Когда все вдосталь повеселились, снова сели за стол и стали пробовать всевозможные пирожки и печенья, которые напекла приглашенная для такого торжественного случая опытная стряпуха Двойра. Ее уже давно подмывало с кем-нибудь посудачить, почесать язычок, перемыть кому-нибудь косточки.

– Вы только поглядите, – сказала она, подсев к скромно сидящей в углу Кейле, – Танхум, видно, и вправду думает, что он отец новорожденного. А все говорят, что настоящий отец совсем не он, а ваш племянник.

Как раз в эту минуту мимо проходил Танхум. Услышав эти слова не заметившей его Двойры, он побледнел и остался стоять на месте, прирос к полу, словно оглушенный ударом молота. Перед его помутившимся от ярости взором пошли огненные круги.

Подняв кулак, он хотел обрушить его на голову Двойры, но ограничился тем, что сильно ударил им по столу. Зазвенели бокалы, пролилось на скатерть вино, на куски разлетелись упавшие на пол тарелки.

– Издеваться надо мной! Так вот зачем ты пришла в мой дом! – исступленно и визгливо орал он на перепуганную Двойру.

– Господь с тобой, Танхум, что случилось? – подбежал к нему тесть и схватил его за руку, но Танхум вырвался от него и стал бить себя кулаком в грудь и вопить не переставая. Из широко открытого рта вырывались какие-то бессвязные, бессмысленные звуки.

– А-а-а-а, – звенели в ушах гостей его исступленные вопли.

Насмерть перепуганная Двойра выбежала в сени и завизжала. Не разобрав толком, что произошло, завизжали и остальные женщины.

– Он с ума сошел, вяжите его! – раздались отдельные голоса.

А Танхум колотил по столу кулаками, бил посуду, ломал все, что попадалось ему под руку. В окнах зазвенели разбитые стекла.

– Да вяжите же его, он сумасшедший! – кричали гости, но их голоса тонули в треске разбиваемой посуды и в звоне вылетающих из рам оконных стекол.

Обезумевшая от страха Двойра пулей вылетела на улицу и завопила не своим голосом:

– Танхум сошел с ума!

– Что?! – выскочила на ее крик со своего двора Гинда. – Да не спятила ли ты, часом, сама?

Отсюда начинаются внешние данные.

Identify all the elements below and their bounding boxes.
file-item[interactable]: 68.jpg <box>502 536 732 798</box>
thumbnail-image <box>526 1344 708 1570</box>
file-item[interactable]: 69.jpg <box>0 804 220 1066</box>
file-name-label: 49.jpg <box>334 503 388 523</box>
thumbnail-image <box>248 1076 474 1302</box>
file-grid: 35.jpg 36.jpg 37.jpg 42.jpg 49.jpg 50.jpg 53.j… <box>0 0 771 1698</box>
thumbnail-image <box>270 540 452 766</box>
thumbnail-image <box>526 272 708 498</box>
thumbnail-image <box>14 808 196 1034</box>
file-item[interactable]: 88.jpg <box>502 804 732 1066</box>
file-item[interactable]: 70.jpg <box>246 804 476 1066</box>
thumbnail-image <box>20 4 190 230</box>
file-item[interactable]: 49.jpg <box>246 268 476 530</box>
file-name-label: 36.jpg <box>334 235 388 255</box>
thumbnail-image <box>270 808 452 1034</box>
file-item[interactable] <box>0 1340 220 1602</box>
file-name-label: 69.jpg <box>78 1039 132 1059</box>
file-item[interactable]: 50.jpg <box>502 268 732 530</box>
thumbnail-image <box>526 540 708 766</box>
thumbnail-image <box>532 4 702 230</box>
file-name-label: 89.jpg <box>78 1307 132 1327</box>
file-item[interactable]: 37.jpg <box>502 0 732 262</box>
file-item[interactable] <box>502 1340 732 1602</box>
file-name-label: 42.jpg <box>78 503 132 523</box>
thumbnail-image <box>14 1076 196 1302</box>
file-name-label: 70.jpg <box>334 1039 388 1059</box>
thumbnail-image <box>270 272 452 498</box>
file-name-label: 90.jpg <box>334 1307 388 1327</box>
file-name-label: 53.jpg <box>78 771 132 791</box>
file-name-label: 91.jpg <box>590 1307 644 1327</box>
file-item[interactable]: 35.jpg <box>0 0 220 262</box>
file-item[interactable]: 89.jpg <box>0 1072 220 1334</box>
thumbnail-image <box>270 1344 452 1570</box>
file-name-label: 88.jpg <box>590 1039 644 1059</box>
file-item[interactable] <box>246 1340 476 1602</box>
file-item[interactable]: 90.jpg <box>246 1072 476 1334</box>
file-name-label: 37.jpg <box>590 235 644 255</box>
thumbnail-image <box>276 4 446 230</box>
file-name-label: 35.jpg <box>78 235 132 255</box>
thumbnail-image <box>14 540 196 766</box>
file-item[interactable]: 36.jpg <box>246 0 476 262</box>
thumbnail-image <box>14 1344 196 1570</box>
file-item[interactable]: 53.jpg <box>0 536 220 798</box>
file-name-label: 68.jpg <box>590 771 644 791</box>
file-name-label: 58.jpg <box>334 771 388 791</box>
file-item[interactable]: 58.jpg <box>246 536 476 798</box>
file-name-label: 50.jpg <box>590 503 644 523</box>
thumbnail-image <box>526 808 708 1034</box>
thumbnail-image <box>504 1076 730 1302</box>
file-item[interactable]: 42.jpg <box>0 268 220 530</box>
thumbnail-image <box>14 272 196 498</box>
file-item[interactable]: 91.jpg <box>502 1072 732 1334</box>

Но охваченная паникой Двойра побежала дальше, на ходу крикнув Гинде:

– Подите туда сами и убедитесь. Он свихнулся – чуть было меня не убил!

Гинда, а за ней еще несколько женщин из соседних дворов бегом припустились к дому Танхума. Им вышли навстречу гости, которые начали расходиться со столь неожиданно прерванного пира.

– Что случилось?… Говорят… – спросила жену Юделя Пейтраха закутанная в большой платок женщина.

– А что говорят?… Что за трескотня такая?… – сердито отозвался за жену Юдель.

– Говорят, что Танхум… – вмешалась рябая соседка, сгорая от любопытства.

Юдель промолчал и, уводя свою жену, важно прошествовал дальше.

Из дому вышли остальные гости, и Гинда услышала, как кто-то из них обронил:

– Видно, напился до чертиков, иначе не разбушевался бы так ни с того ни с сего.

– Слышите? Видно, так оно и есть: Танхум хватил лишнего, а Двойра перепугалась, – отозвалась жившая через двор от Танхума худенькая женщина с маленьким, в кулачок, лицом. – Вот вам и вся история.

– Да что вы болтаете. Он действительно спятил, – возразила рябая.

Кумушки все не унимались и, почти не слушая друг друга, трещали каждая свое, высказывая самые невероятные предположения.

Пересуды не затихли и на следующее утро.

– Счастье еще, что Двойра успела удрать, не то он, чего доброго, и впрямь бы ее прихлопнул, – говорила одна.

– Двойре поделом: не распускай язык, где не надо.

– Убивать не убивать, а укоротить ей язычок Танхуму следовало бы!

Танхум знал, что о нем вовсю трезвонят в Садаеве. От стыда он боялся показаться людям на глаза. Он уже каялся, что так безобразно вел себя в присутствии гостей, но что толку было от его раскаяния: сделанного не воротишь.

Нехама с ним не разговаривала и не подпускала его к младенцу, хотя Танхум пытался с ней помириться.

– Мы ведь с тобой муж и жена, – говорил он. – Мало ли что случается в жизни… Я, может быть, был неправ, погорячился малость… Ну так что же…

В нем боролись противоречивые чувства: то ему хотелось помириться с Нехамой, то, когда гнев подавлял в нем добрые чувства, он готов был броситься на нее и бить, бить до полусмерти. Но каждый раз он сдерживался, благоразумие брало верх над слепой яростью.

«Довольно! Хватит! Пора кончать со всем этим!» – говорил он себе.

А потом снова нападал на Нехаму и проклинал ее. И снова умолкал, ругая себя: «Ведь слово дал себе держаться достойно…»

Но как погасить пламя, когда оно сжигает сердце? Как задушить гнев, когда он сжимает тебе горло?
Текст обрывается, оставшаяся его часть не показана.